The methodology was previously known for its use in school funding adequacy lawsuits. In those cases a group of educators and experts was gathered to determine the amount of spending that is required to produce an adequate education. Not surprisingly, their professional judgment was always that we need to spend billions and billions (use Carl Sagan voice) more than we spend now. In the most famous use of the professional judgment method, an expert panel convinced the state courts to order the addition of $15 billion to the New York City school system — that’s an extra $15,000 per student.
And advocates for school construction have relied on professional judgment methodologies to argue that we need $127 billion in additional spending to get school facilities in adequate shape. And who could forget the JPGB professional judgment study that determined that this blog needs a spaceship, pony, martinis, cigars, and junkets to Vegas to do an adequate job?
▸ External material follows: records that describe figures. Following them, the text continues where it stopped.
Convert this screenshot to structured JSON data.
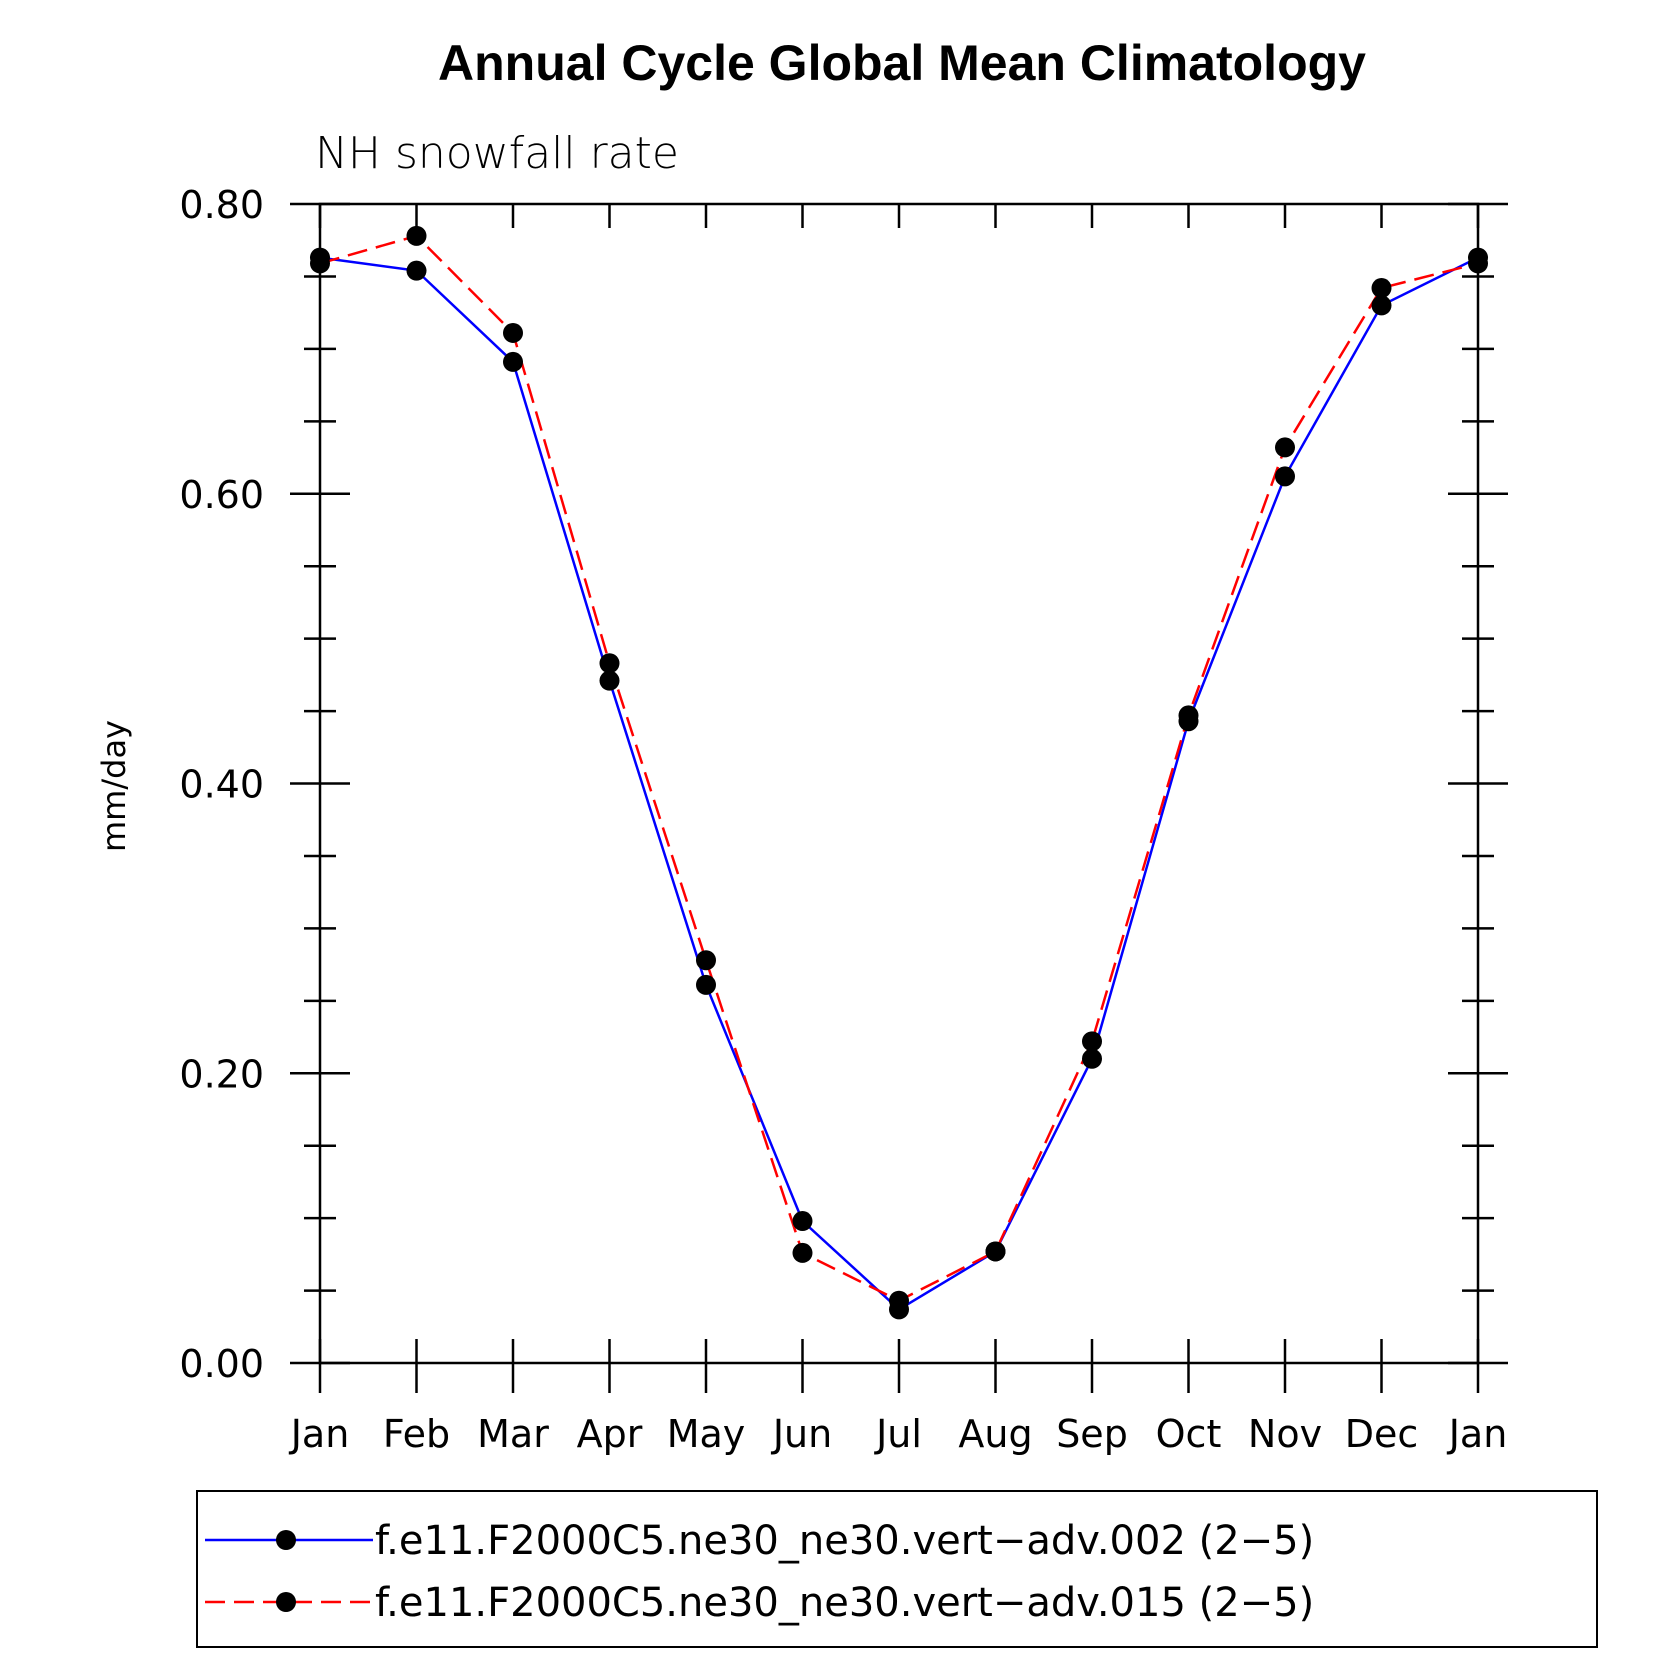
{
  "chart_data": {
    "type": "line",
    "title": "Annual Cycle Global Mean Climatology",
    "subtitle": "NH snowfall rate",
    "ylabel": "mm/day",
    "xlabel": "",
    "categories": [
      "Jan",
      "Feb",
      "Mar",
      "Apr",
      "May",
      "Jun",
      "Jul",
      "Aug",
      "Sep",
      "Oct",
      "Nov",
      "Dec",
      "Jan"
    ],
    "ylim": [
      0,
      0.8
    ],
    "yticks": [
      "0.00",
      "0.20",
      "0.40",
      "0.60",
      "0.80"
    ],
    "series": [
      {
        "name": "f.e11.F2000C5.ne30_ne30.vert−adv.002 (2−5)",
        "color": "#0000ff",
        "dash": "solid",
        "marker": "filled-circle",
        "values": [
          0.763,
          0.754,
          0.691,
          0.471,
          0.261,
          0.098,
          0.037,
          0.077,
          0.21,
          0.443,
          0.612,
          0.73,
          0.763
        ]
      },
      {
        "name": "f.e11.F2000C5.ne30_ne30.vert−adv.015 (2−5)",
        "color": "#ff0000",
        "dash": "dashed",
        "marker": "filled-circle",
        "values": [
          0.759,
          0.778,
          0.711,
          0.483,
          0.278,
          0.076,
          0.043,
          0.077,
          0.222,
          0.447,
          0.632,
          0.742,
          0.759
        ]
      }
    ],
    "grid": false,
    "legend_position": "bottom"
  }
}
Of course, the main problem with the professional judgment method is that it more closely resembles a political rather than a scientific process. Asking involved parties to recommend solutions may inspire haggling, coalition-building, and grandstanding, but it doesn’t produce truth. If we really wanted to know the best regulatory framework, shouldn’t we empirically examine the relationship between regulation and outcomes that we desire?
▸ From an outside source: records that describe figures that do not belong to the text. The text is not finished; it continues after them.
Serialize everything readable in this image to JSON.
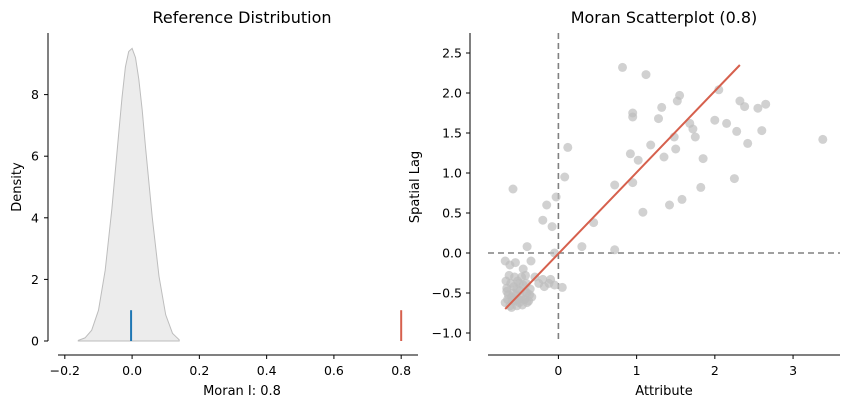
{
  "chart_data": [
    {
      "type": "area",
      "title": "Reference Distribution",
      "xlabel": "Moran I: 0.8",
      "ylabel": "Density",
      "xlim": [
        -0.25,
        0.85
      ],
      "ylim": [
        0,
        10
      ],
      "xticks": [
        -0.2,
        0.0,
        0.2,
        0.4,
        0.6,
        0.8
      ],
      "xtick_labels": [
        "−0.2",
        "0.0",
        "0.2",
        "0.4",
        "0.6",
        "0.8"
      ],
      "yticks": [
        0,
        2,
        4,
        6,
        8
      ],
      "ytick_labels": [
        "0",
        "2",
        "4",
        "6",
        "8"
      ],
      "density": {
        "x": [
          -0.16,
          -0.14,
          -0.12,
          -0.1,
          -0.08,
          -0.06,
          -0.04,
          -0.03,
          -0.02,
          -0.01,
          0.0,
          0.01,
          0.02,
          0.03,
          0.04,
          0.06,
          0.08,
          0.1,
          0.12,
          0.14
        ],
        "y": [
          0.02,
          0.1,
          0.35,
          1.0,
          2.3,
          4.3,
          6.7,
          7.9,
          8.9,
          9.4,
          9.5,
          9.2,
          8.5,
          7.5,
          6.3,
          4.0,
          2.1,
          0.85,
          0.25,
          0.04
        ],
        "fill": "#ececec",
        "stroke": "#bdbdbd"
      },
      "markers": [
        {
          "x": -0.003,
          "height": 1.0,
          "color": "#1f77b4"
        },
        {
          "x": 0.8,
          "height": 1.0,
          "color": "#d6604d"
        }
      ],
      "grid": false
    },
    {
      "type": "scatter",
      "title": "Moran Scatterplot (0.8)",
      "xlabel": "Attribute",
      "ylabel": "Spatial Lag",
      "xlim": [
        -0.9,
        3.6
      ],
      "ylim": [
        -1.1,
        2.75
      ],
      "xticks": [
        0,
        1,
        2,
        3
      ],
      "xtick_labels": [
        "0",
        "1",
        "2",
        "3"
      ],
      "yticks": [
        -1.0,
        -0.5,
        0.0,
        0.5,
        1.0,
        1.5,
        2.0,
        2.5
      ],
      "ytick_labels": [
        "−1.0",
        "−0.5",
        "0.0",
        "0.5",
        "1.0",
        "1.5",
        "2.0",
        "2.5"
      ],
      "point_color": "#bdbdbd",
      "points": [
        [
          -0.68,
          -0.62
        ],
        [
          -0.65,
          -0.58
        ],
        [
          -0.62,
          -0.66
        ],
        [
          -0.6,
          -0.55
        ],
        [
          -0.58,
          -0.5
        ],
        [
          -0.55,
          -0.6
        ],
        [
          -0.53,
          -0.45
        ],
        [
          -0.5,
          -0.62
        ],
        [
          -0.48,
          -0.55
        ],
        [
          -0.45,
          -0.4
        ],
        [
          -0.43,
          -0.58
        ],
        [
          -0.4,
          -0.5
        ],
        [
          -0.38,
          -0.6
        ],
        [
          -0.36,
          -0.45
        ],
        [
          -0.34,
          -0.55
        ],
        [
          -0.66,
          -0.48
        ],
        [
          -0.64,
          -0.52
        ],
        [
          -0.61,
          -0.38
        ],
        [
          -0.59,
          -0.6
        ],
        [
          -0.57,
          -0.42
        ],
        [
          -0.54,
          -0.52
        ],
        [
          -0.52,
          -0.35
        ],
        [
          -0.49,
          -0.47
        ],
        [
          -0.47,
          -0.3
        ],
        [
          -0.44,
          -0.58
        ],
        [
          -0.42,
          -0.48
        ],
        [
          -0.4,
          -0.62
        ],
        [
          -0.67,
          -0.35
        ],
        [
          -0.63,
          -0.28
        ],
        [
          -0.6,
          -0.68
        ],
        [
          -0.56,
          -0.3
        ],
        [
          -0.51,
          -0.58
        ],
        [
          -0.46,
          -0.65
        ],
        [
          -0.41,
          -0.38
        ],
        [
          -0.68,
          -0.1
        ],
        [
          -0.62,
          -0.15
        ],
        [
          -0.55,
          -0.12
        ],
        [
          -0.45,
          -0.2
        ],
        [
          -0.35,
          -0.1
        ],
        [
          -0.25,
          -0.38
        ],
        [
          -0.2,
          -0.33
        ],
        [
          -0.12,
          -0.38
        ],
        [
          -0.05,
          -0.4
        ],
        [
          0.05,
          -0.43
        ],
        [
          -0.3,
          -0.3
        ],
        [
          -0.18,
          -0.42
        ],
        [
          -0.1,
          -0.33
        ],
        [
          -0.58,
          0.8
        ],
        [
          -0.4,
          0.08
        ],
        [
          -0.05,
          0.0
        ],
        [
          -0.2,
          0.41
        ],
        [
          -0.15,
          0.6
        ],
        [
          -0.08,
          0.33
        ],
        [
          -0.03,
          0.7
        ],
        [
          0.08,
          0.95
        ],
        [
          0.12,
          1.32
        ],
        [
          0.3,
          0.08
        ],
        [
          0.45,
          0.38
        ],
        [
          0.72,
          0.04
        ],
        [
          0.72,
          0.85
        ],
        [
          0.82,
          2.32
        ],
        [
          0.92,
          1.24
        ],
        [
          0.95,
          1.75
        ],
        [
          0.95,
          1.7
        ],
        [
          0.95,
          0.88
        ],
        [
          1.02,
          1.16
        ],
        [
          1.08,
          0.51
        ],
        [
          1.12,
          2.23
        ],
        [
          1.18,
          1.35
        ],
        [
          1.28,
          1.68
        ],
        [
          1.32,
          1.82
        ],
        [
          1.35,
          1.2
        ],
        [
          1.42,
          0.6
        ],
        [
          1.48,
          1.45
        ],
        [
          1.5,
          1.3
        ],
        [
          1.52,
          1.9
        ],
        [
          1.55,
          1.97
        ],
        [
          1.58,
          0.67
        ],
        [
          1.68,
          1.62
        ],
        [
          1.72,
          1.55
        ],
        [
          1.75,
          1.45
        ],
        [
          1.82,
          0.82
        ],
        [
          1.85,
          1.18
        ],
        [
          2.0,
          1.66
        ],
        [
          2.05,
          2.04
        ],
        [
          2.15,
          1.62
        ],
        [
          2.25,
          0.93
        ],
        [
          2.28,
          1.52
        ],
        [
          2.32,
          1.9
        ],
        [
          2.38,
          1.83
        ],
        [
          2.42,
          1.37
        ],
        [
          2.55,
          1.81
        ],
        [
          2.6,
          1.53
        ],
        [
          2.65,
          1.86
        ],
        [
          3.38,
          1.42
        ],
        [
          -0.66,
          -0.44
        ],
        [
          -0.5,
          -0.38
        ],
        [
          -0.42,
          -0.28
        ],
        [
          -0.37,
          -0.52
        ],
        [
          -0.53,
          -0.66
        ]
      ],
      "fit_line": {
        "x": [
          -0.68,
          2.32
        ],
        "y": [
          -0.7,
          2.35
        ],
        "color": "#d6604d"
      },
      "reference_lines": {
        "x0": 0,
        "y0": 0,
        "color": "#808080",
        "style": "dashed"
      },
      "grid": false
    }
  ]
}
Rather than engage in the hard work of collecting or examining empirical evidence, it seems to be popular among beltway organizations to gather panels of experts and ask them what they think. Even worse, the answers depend heavily on which experts are asked and what the questions are.
For example, do high stakes pressure schools to sacrifice the learning of certain academic subjects to improve results in others with high stakes attached? The Center for Education Policy employed a variant of the professional judgment method by surveying school district officials to ask them if this was happening. They found that 62% of districts reported an increase in high-stakes subjects and 44% reported a decrease in other subjects, so CEP concluded that high-stakes was narrowing the curriculum. But the GAO surveyed teachers and found that 90% reported that there had not been a change in time spent on the low stakes subject of art. About 4% reported an increase in focus on art and 7% reported a decrease. So the GAO, also employing the professional judgment method, gets a very different answer than CEP. Obviously, which experts you ask and what you ask them make an enormous difference.
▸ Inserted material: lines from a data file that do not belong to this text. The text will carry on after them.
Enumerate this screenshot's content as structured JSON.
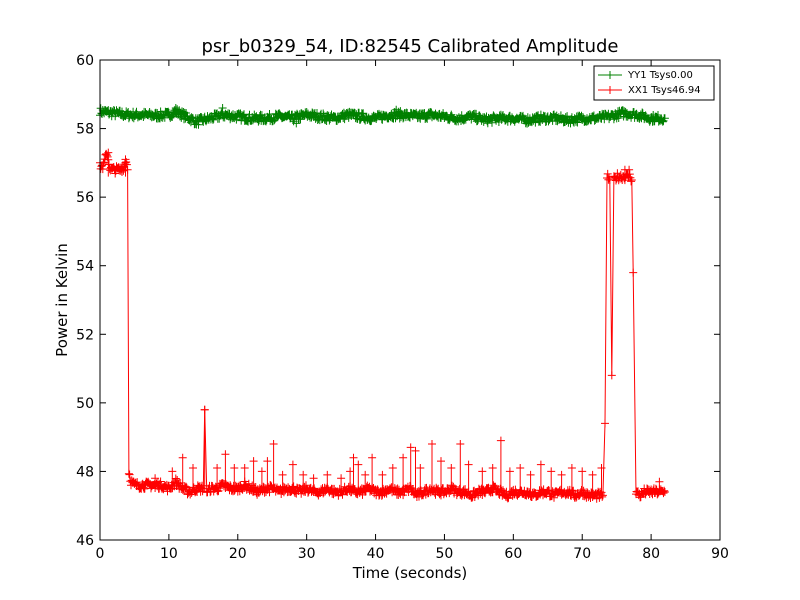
{
  "chart_data": {
    "type": "line",
    "title": "psr_b0329_54, ID:82545 Calibrated Amplitude",
    "xlabel": "Time (seconds)",
    "ylabel": "Power in Kelvin",
    "xlim": [
      0,
      90
    ],
    "ylim": [
      46,
      60
    ],
    "xticks": [
      0,
      10,
      20,
      30,
      40,
      50,
      60,
      70,
      80,
      90
    ],
    "yticks": [
      46,
      48,
      50,
      52,
      54,
      56,
      58,
      60
    ],
    "grid": false,
    "legend_position": "top-right",
    "marker": "+",
    "series": [
      {
        "name": "YY1 Tsys0.00",
        "color": "#008000",
        "x": [
          0,
          2,
          4,
          6,
          8,
          10,
          11,
          12,
          14,
          16,
          18,
          20,
          22,
          24,
          26,
          28,
          30,
          32,
          34,
          36,
          38,
          40,
          42,
          44,
          46,
          48,
          50,
          52,
          54,
          56,
          58,
          60,
          62,
          64,
          66,
          68,
          70,
          72,
          74,
          76,
          78,
          80,
          82
        ],
        "y": [
          58.5,
          58.45,
          58.4,
          58.4,
          58.38,
          58.4,
          58.5,
          58.4,
          58.2,
          58.3,
          58.4,
          58.35,
          58.3,
          58.3,
          58.35,
          58.3,
          58.4,
          58.35,
          58.3,
          58.4,
          58.35,
          58.3,
          58.4,
          58.4,
          58.35,
          58.4,
          58.35,
          58.3,
          58.35,
          58.25,
          58.3,
          58.3,
          58.25,
          58.3,
          58.3,
          58.25,
          58.3,
          58.3,
          58.35,
          58.45,
          58.4,
          58.3,
          58.3
        ]
      },
      {
        "name": "XX1 Tsys46.94",
        "color": "#ff0000",
        "x": [
          0,
          0.5,
          1,
          1.5,
          2,
          2.5,
          3,
          3.5,
          3.8,
          4,
          4.2,
          4.5,
          5,
          6,
          7,
          8,
          9,
          10,
          11,
          12,
          13,
          14,
          15,
          15.2,
          15.5,
          16,
          17,
          18,
          19,
          20,
          21,
          22,
          23,
          24,
          25,
          26,
          27,
          28,
          29,
          30,
          31,
          32,
          33,
          34,
          35,
          36,
          37,
          38,
          39,
          40,
          41,
          42,
          43,
          44,
          45,
          46,
          47,
          48,
          49,
          50,
          51,
          52,
          53,
          54,
          55,
          56,
          57,
          58,
          59,
          60,
          61,
          62,
          63,
          64,
          65,
          66,
          67,
          68,
          69,
          70,
          71,
          72,
          73,
          73.3,
          73.6,
          74,
          74.3,
          74.6,
          75,
          76,
          77,
          77.2,
          77.4,
          77.8,
          78.5,
          79,
          80,
          81,
          82
        ],
        "y": [
          56.9,
          56.9,
          57.3,
          56.8,
          56.8,
          56.8,
          56.8,
          56.9,
          57.1,
          56.8,
          48.0,
          47.7,
          47.6,
          47.6,
          47.6,
          47.6,
          47.6,
          47.5,
          47.7,
          47.5,
          47.4,
          47.5,
          47.5,
          49.8,
          47.4,
          47.5,
          47.5,
          47.6,
          47.5,
          47.5,
          47.6,
          47.5,
          47.4,
          47.5,
          47.5,
          47.4,
          47.5,
          47.5,
          47.4,
          47.5,
          47.4,
          47.4,
          47.5,
          47.4,
          47.4,
          47.5,
          47.4,
          47.4,
          47.5,
          47.4,
          47.4,
          47.5,
          47.4,
          47.4,
          47.5,
          47.3,
          47.4,
          47.5,
          47.4,
          47.4,
          47.5,
          47.4,
          47.4,
          47.3,
          47.4,
          47.4,
          47.5,
          47.4,
          47.3,
          47.4,
          47.4,
          47.4,
          47.3,
          47.4,
          47.4,
          47.3,
          47.4,
          47.4,
          47.3,
          47.4,
          47.3,
          47.3,
          47.3,
          49.4,
          56.6,
          56.5,
          50.8,
          56.5,
          56.6,
          56.6,
          56.6,
          56.5,
          53.8,
          47.4,
          47.3,
          47.4,
          47.4,
          47.4,
          47.4
        ]
      }
    ],
    "spikes": [
      {
        "x": 1.2,
        "y": 57.3
      },
      {
        "x": 3.7,
        "y": 57.1
      },
      {
        "x": 8,
        "y": 47.8
      },
      {
        "x": 10.5,
        "y": 48.0
      },
      {
        "x": 12,
        "y": 48.4
      },
      {
        "x": 13.5,
        "y": 48.1
      },
      {
        "x": 15.2,
        "y": 49.8
      },
      {
        "x": 17,
        "y": 48.1
      },
      {
        "x": 18.2,
        "y": 48.5
      },
      {
        "x": 19.5,
        "y": 48.1
      },
      {
        "x": 21,
        "y": 48.1
      },
      {
        "x": 22.3,
        "y": 48.3
      },
      {
        "x": 23.5,
        "y": 48.0
      },
      {
        "x": 24.3,
        "y": 48.3
      },
      {
        "x": 25.2,
        "y": 48.8
      },
      {
        "x": 26.5,
        "y": 47.9
      },
      {
        "x": 28,
        "y": 48.2
      },
      {
        "x": 29.5,
        "y": 47.9
      },
      {
        "x": 31,
        "y": 47.8
      },
      {
        "x": 33,
        "y": 47.9
      },
      {
        "x": 35,
        "y": 47.8
      },
      {
        "x": 36.3,
        "y": 48.0
      },
      {
        "x": 36.8,
        "y": 48.4
      },
      {
        "x": 37.5,
        "y": 48.2
      },
      {
        "x": 38.5,
        "y": 47.9
      },
      {
        "x": 39.5,
        "y": 48.4
      },
      {
        "x": 41,
        "y": 47.9
      },
      {
        "x": 42.5,
        "y": 48.1
      },
      {
        "x": 44,
        "y": 48.4
      },
      {
        "x": 45.1,
        "y": 48.7
      },
      {
        "x": 45.8,
        "y": 48.6
      },
      {
        "x": 46.5,
        "y": 48.1
      },
      {
        "x": 48.2,
        "y": 48.8
      },
      {
        "x": 49.5,
        "y": 48.3
      },
      {
        "x": 51,
        "y": 48.1
      },
      {
        "x": 52.3,
        "y": 48.8
      },
      {
        "x": 53.5,
        "y": 48.2
      },
      {
        "x": 55.5,
        "y": 48.0
      },
      {
        "x": 57,
        "y": 48.1
      },
      {
        "x": 58.2,
        "y": 48.9
      },
      {
        "x": 59.5,
        "y": 48.0
      },
      {
        "x": 61,
        "y": 48.1
      },
      {
        "x": 62.5,
        "y": 47.9
      },
      {
        "x": 64,
        "y": 48.2
      },
      {
        "x": 65.5,
        "y": 48.0
      },
      {
        "x": 67,
        "y": 47.9
      },
      {
        "x": 68.5,
        "y": 48.1
      },
      {
        "x": 70,
        "y": 48.0
      },
      {
        "x": 71.5,
        "y": 47.9
      },
      {
        "x": 72.8,
        "y": 48.1
      },
      {
        "x": 76.2,
        "y": 56.8
      },
      {
        "x": 76.8,
        "y": 56.8
      },
      {
        "x": 81.2,
        "y": 47.7
      },
      {
        "x": 11.0,
        "y": 58.6
      },
      {
        "x": 17.8,
        "y": 58.6
      },
      {
        "x": 28.5,
        "y": 58.15
      },
      {
        "x": 43,
        "y": 58.55
      },
      {
        "x": 76.5,
        "y": 58.45
      }
    ]
  }
}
Besides, if we really wanted to know about whether high stakes narrow the curriculum, shouldn’t we try to measure the outcome directly rather than ask people what they think? Marcus Winters and I did this by studying whether high stakes in Florida negatively impinged on achievement in the low-stakes subject of science. We found no negative effect on science achievement from raising the stakes on math and reading. Schools that were under pressure to improve math and reading results also improved their science results.
Even if you aren’t convinced by our study, it is clear that this is a better way to get at policy questions than by using the professional judgment method. Stop organizing committees of selected “experts” and start analyzing actual outcomes.